2.4.2. Support for additional databases and versions
With this release, we added support for the following new database vendors:
- EnterpriseDB (EDB) Advanced 17.6
- Azure SQL Database and Azure SQL Managed Instance
Where the previous documentation stated only tested database version, it now states all the supported database versions as well.
2.4.3. Expose management interface by HTTP
Previous versions exposed the management endpoint only by HTTPS when the main interface was using HTTPS.
					Set the new option http-management-scheme to http to have the management interface use HTTP rather than inheriting the HTTPS settings of the main interface. This change allows monitoring those endpoints in environments where no TLS client is available.
				
2.4.4. Expose health endpoints on the main HTTP(S) port
					With health-enabled set to true, you may set the http-management-health-enabled to false to indicate that health endpoints should be exposed on the main HTTP(s) port instead of the management port. When this option is false you should block unwanted external traffic to /health at your proxy.
				
This allows using the health endpoints in environments where the load balancer might need access to those ports to direct traffic to the correct nodes.
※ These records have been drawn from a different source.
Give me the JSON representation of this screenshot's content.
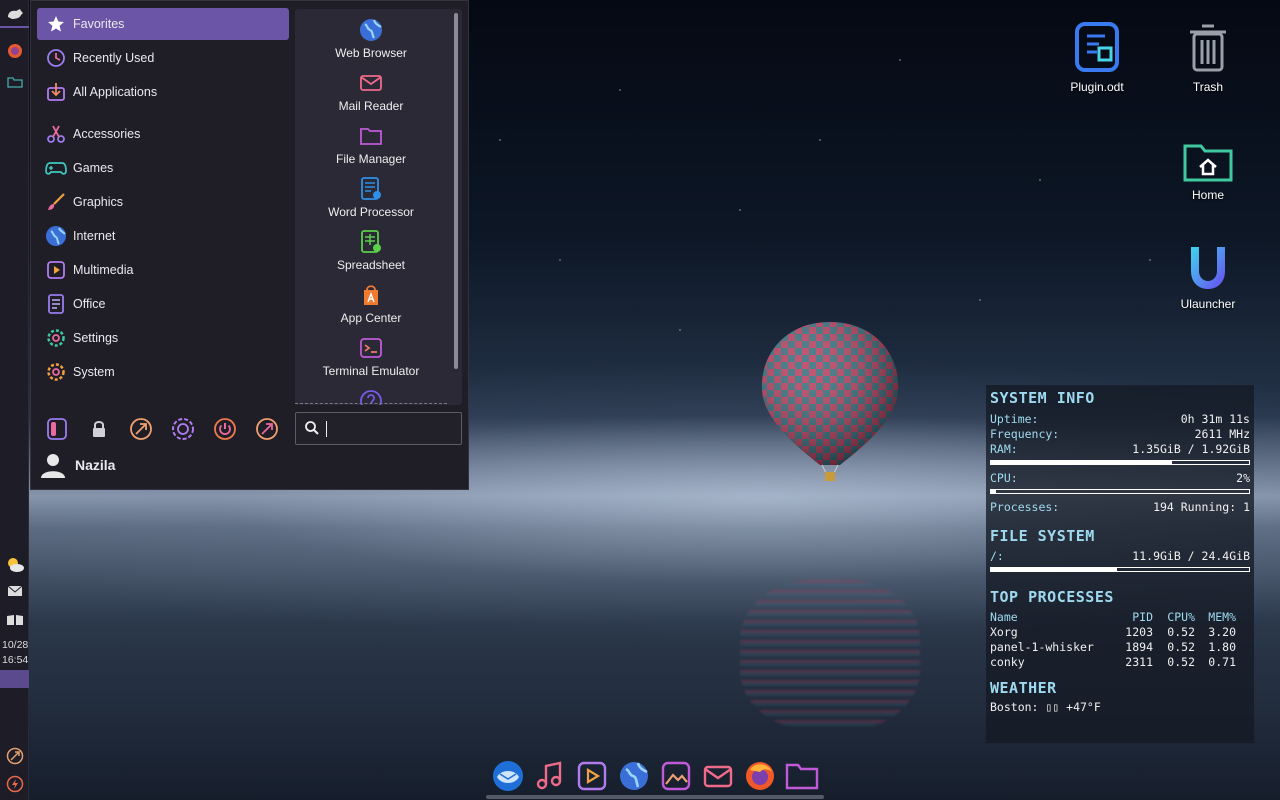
{
  "menu": {
    "categories": [
      {
        "label": "Favorites",
        "icon": "star-icon"
      },
      {
        "label": "Recently Used",
        "icon": "clock-icon"
      },
      {
        "label": "All Applications",
        "icon": "download-box-icon"
      },
      {
        "label": "Accessories",
        "icon": "scissors-icon"
      },
      {
        "label": "Games",
        "icon": "gamepad-icon"
      },
      {
        "label": "Graphics",
        "icon": "brush-icon"
      },
      {
        "label": "Internet",
        "icon": "globe-icon"
      },
      {
        "label": "Multimedia",
        "icon": "play-icon"
      },
      {
        "label": "Office",
        "icon": "document-icon"
      },
      {
        "label": "Settings",
        "icon": "gear-icon"
      },
      {
        "label": "System",
        "icon": "gear-icon"
      }
    ],
    "apps": [
      {
        "label": "Web Browser",
        "icon": "globe-icon"
      },
      {
        "label": "Mail Reader",
        "icon": "mail-icon"
      },
      {
        "label": "File Manager",
        "icon": "folder-icon"
      },
      {
        "label": "Word Processor",
        "icon": "word-doc-icon"
      },
      {
        "label": "Spreadsheet",
        "icon": "spreadsheet-icon"
      },
      {
        "label": "App Center",
        "icon": "app-center-icon"
      },
      {
        "label": "Terminal Emulator",
        "icon": "terminal-icon"
      }
    ],
    "user": "Nazila",
    "search_value": ""
  },
  "desktop": {
    "icons": [
      {
        "label": "Plugin.odt"
      },
      {
        "label": "Trash"
      },
      {
        "label": "Home"
      },
      {
        "label": "Ulauncher"
      }
    ]
  },
  "panel": {
    "date": "10/28",
    "time": "16:54"
  },
  "conky": {
    "system_info_title": "SYSTEM INFO",
    "uptime_label": "Uptime:",
    "uptime": "0h 31m 11s",
    "frequency_label": "Frequency:",
    "frequency": "2611 MHz",
    "ram_label": "RAM:",
    "ram": "1.35GiB / 1.92GiB",
    "ram_fraction": 0.7,
    "cpu_label": "CPU:",
    "cpu": "2%",
    "cpu_fraction": 0.02,
    "processes_label": "Processes:",
    "processes": "194 Running: 1",
    "fs_title": "FILE SYSTEM",
    "fs_label": "/:",
    "fs": "11.9GiB / 24.4GiB",
    "fs_fraction": 0.49,
    "top_title": "TOP PROCESSES",
    "top_headers": [
      "Name",
      "PID",
      "CPU%",
      "MEM%"
    ],
    "top_rows": [
      [
        "Xorg",
        "1203",
        "0.52",
        "3.20"
      ],
      [
        "panel-1-whisker",
        "1894",
        "0.52",
        "1.80"
      ],
      [
        "conky",
        "2311",
        "0.52",
        "0.71"
      ]
    ],
    "weather_title": "WEATHER",
    "weather": "Boston: ▯▯  +47°F"
  },
  "dock": {
    "items": [
      "thunderbird-icon",
      "music-icon",
      "video-player-icon",
      "globe-icon",
      "image-viewer-icon",
      "mail-icon",
      "firefox-icon",
      "folder-icon"
    ]
  }
}
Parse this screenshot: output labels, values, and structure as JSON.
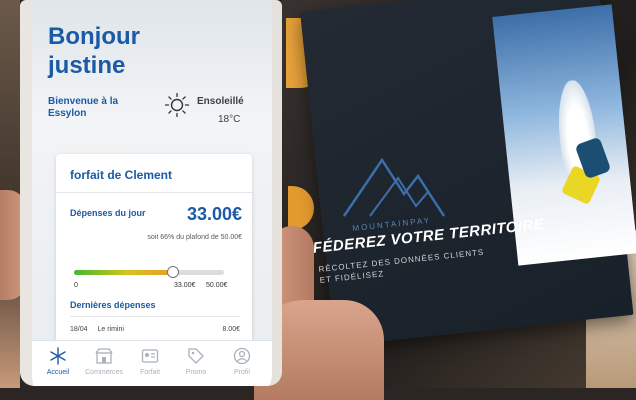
{
  "app": {
    "greeting": "Bonjour justine",
    "welcome": "Bienvenue à la Essylon",
    "weather": {
      "label": "Ensoleillé",
      "temp": "18°C",
      "icon": "sun-icon"
    }
  },
  "card": {
    "title": "forfait de Clement",
    "spend_label": "Dépenses du jour",
    "spend_amount": "33.00€",
    "spend_sub": "soit 66% du plafond de 50.00€",
    "progress": 0.66,
    "tick_min": "0",
    "tick_current": "33.00€",
    "tick_max": "50.00€",
    "recent_title": "Dernières dépenses",
    "recent_items": [
      {
        "date": "18/04",
        "label": "Le rimini",
        "amount": "8.00€"
      }
    ]
  },
  "tabs": [
    {
      "label": "Accueil",
      "icon": "snowflake-icon",
      "active": true
    },
    {
      "label": "Commerces",
      "icon": "shop-icon",
      "active": false
    },
    {
      "label": "Forfait",
      "icon": "pass-icon",
      "active": false
    },
    {
      "label": "Promo",
      "icon": "tag-icon",
      "active": false
    },
    {
      "label": "Profil",
      "icon": "user-icon",
      "active": false
    }
  ],
  "flyer": {
    "brand": "MOUNTAINPAY",
    "headline": "FÉDEREZ VOTRE TERRITOIRE",
    "sub_line1": "RÉCOLTEZ DES DONNÉES CLIENTS",
    "sub_line2": "ET FIDÉLISEZ"
  },
  "colors": {
    "brand_blue": "#1b5aa5",
    "progress_start": "#43b92f",
    "progress_end": "#e89b27"
  }
}
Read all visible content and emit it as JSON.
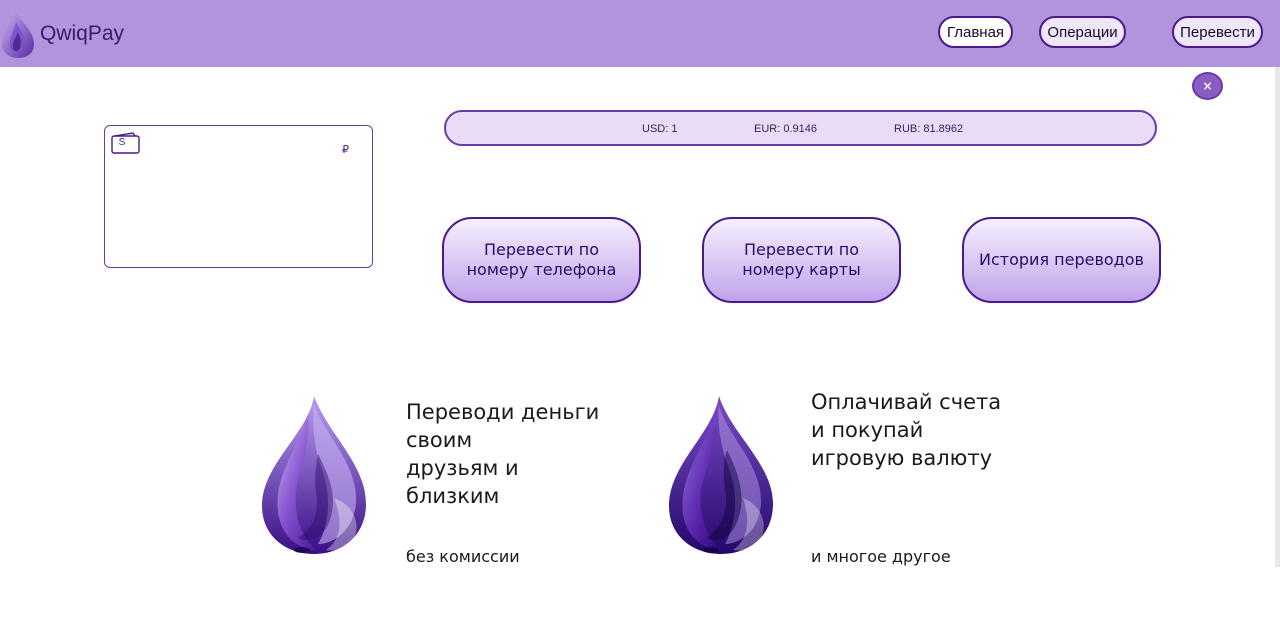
{
  "header": {
    "app_name": "QwiqPay",
    "nav": {
      "home": "Главная",
      "operations": "Операции",
      "transfer": "Перевести"
    }
  },
  "close_label": "×",
  "card": {
    "wallet_symbol": "S",
    "currency_symbol": "₽"
  },
  "rates": {
    "usd": "USD: 1",
    "eur": "EUR: 0.9146",
    "rub": "RUB: 81.8962"
  },
  "actions": {
    "phone": "Перевести по номеру телефона",
    "card": "Перевести по номеру карты",
    "history": "История переводов"
  },
  "promo": [
    {
      "title": "Переводи деньги\nсвоим\nдрузьям и\nблизким",
      "subtitle": "без комиссии"
    },
    {
      "title": "Оплачивай счета\nи покупай\nигровую валюту",
      "subtitle": "и многое другое"
    }
  ],
  "colors": {
    "header_bg": "#b095dd",
    "accent": "#4a1a8c",
    "rates_bg": "#e9dcf7"
  }
}
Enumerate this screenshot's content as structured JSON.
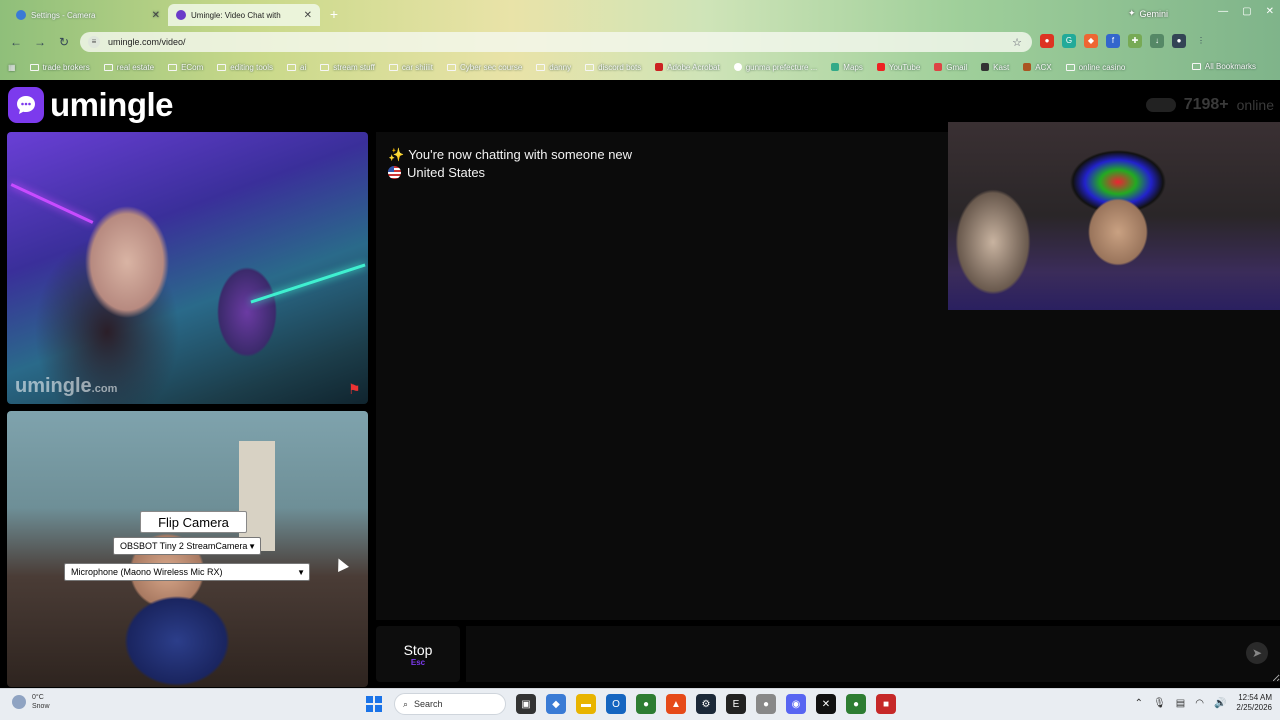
{
  "browser": {
    "tabs": [
      {
        "title": "Settings - Camera",
        "active": false
      },
      {
        "title": "Umingle: Video Chat with",
        "active": true
      }
    ],
    "new_tab": "+",
    "gemini_label": "Gemini",
    "url": "umingle.com/video/",
    "bookmarks": [
      "trade brokers",
      "real estate",
      "ECom",
      "editing tools",
      "ai",
      "stream stuff",
      "car shiiiit",
      "Cyber sec course",
      "danny",
      "discord bots",
      "Adobe Acrobat",
      "gunma prefecture ...",
      "Maps",
      "YouTube",
      "Gmail",
      "Kast",
      "ACX",
      "online casino"
    ],
    "all_bookmarks": "All Bookmarks"
  },
  "site": {
    "logo_text": "umingle",
    "online_count": "7198+",
    "online_label": "online",
    "watermark": "umingle",
    "watermark_suffix": ".com"
  },
  "controls": {
    "flip_camera": "Flip Camera",
    "camera_select": "OBSBOT Tiny 2 StreamCamera",
    "microphone_select": "Microphone (Maono Wireless Mic RX)"
  },
  "chat": {
    "status_message": "You're now chatting with someone new",
    "country": "United States",
    "stop_label": "Stop",
    "stop_key": "Esc"
  },
  "taskbar": {
    "temperature": "0°C",
    "weather": "Snow",
    "search_placeholder": "Search",
    "time": "12:54 AM",
    "date": "2/25/2026"
  },
  "colors": {
    "brand_purple": "#7c3aed",
    "page_bg": "#000000",
    "chat_bg": "#0b0b0b"
  }
}
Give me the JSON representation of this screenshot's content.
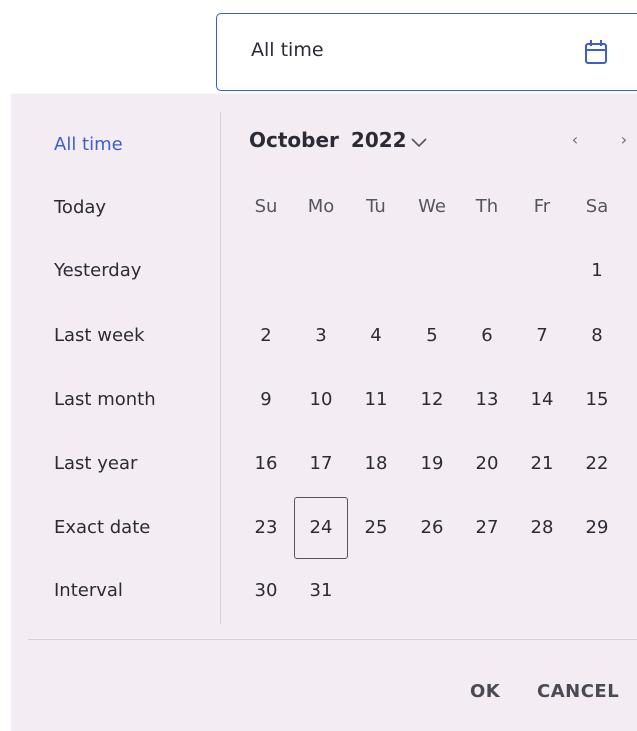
{
  "input": {
    "value": "All time",
    "icon": "calendar-icon"
  },
  "presets": [
    "All time",
    "Today",
    "Yesterday",
    "Last week",
    "Last month",
    "Last year",
    "Exact date",
    "Interval"
  ],
  "active_preset": "All time",
  "calendar": {
    "month": "October",
    "year": "2022",
    "prev_label": "‹",
    "next_label": "›",
    "weekdays": [
      "Su",
      "Mo",
      "Tu",
      "We",
      "Th",
      "Fr",
      "Sa"
    ],
    "first_weekday_index": 6,
    "days_in_month": 31,
    "highlighted_day": "24"
  },
  "actions": {
    "ok": "OK",
    "cancel": "CANCEL"
  },
  "colors": {
    "accent": "#3d5ecc",
    "panel_bg": "#f3ecf3",
    "text": "#2b2b35"
  }
}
2.4.5. Ability to specify a tlsSecret on the Keycloak CR ingress spec
					To support basic TLS termination (edge) deployments by the operator, you may now set the Keycloak CR spec.ingress.tlsSecret field to a TLS Secret name in the namespace.
				
2.4.6. Additional datasources configuration
Some Red Hat build of Keycloak use cases like User Federation might require connecting to additional databases. This was possible only through specifying unsupported raw Quarkus properties in previous Red Hat build of Keycloak versions. In this release, there are now dedicated server options for additional datasources. This allows users to leverage additional databases in their extensions in a supported and user-friendly way.
For more details, see Configure multiple datasources.
2.4.7. Asynchronous logging for higher throughput and lower latency
All available log handlers now support asynchronous logging capabilities. Asynchronous logging helps deployments that require high throughput and low latency.
For more details on this feature, see Asynchronous logging.
2.4.8. HTTP access logging of incoming HTTP requests
Red Hat build of Keycloak supports HTTP access logging to record details of incoming HTTP requests. While access logs are often used for debugging and traffic analysis, they are also important for security auditing and compliance monitoring.
For more details, see HTTP Access Logging.
2.4.9. Performance improvements: import, export, and migration
The time it takes to run imports, exports or migrations involving a large number of realms has been improved. A cumulative performance degradation for each additional realm processed is no longer an issue.
2.5. Observability
2.5.1. Operator creates a ServiceMonitor automatically
					The Operator now includes a ServiceMonitor for the management endpoint if metrics are enabled and the monitoring.coreos.com/v1:ServiceMonitor Custom Resource Definition is present on the Kubernetes cluster. The specification of the ServiceMonitor takes into account the various management endpoint configurations, to ensure that metrics can be scraped without any additional configuration. If you do not want a ServiceMonitor to be created, you can disable this by setting spec.serviceMonitor.enabled: false. For more details, see the Operator Guide. == HTTP access logging of incoming HTTP requests
				
Red Hat build of Keycloak supports HTTP access logging to record details of incoming HTTP requests. While access logs are often used for debugging and traffic analysis, they are also important for security auditing and compliance monitoring.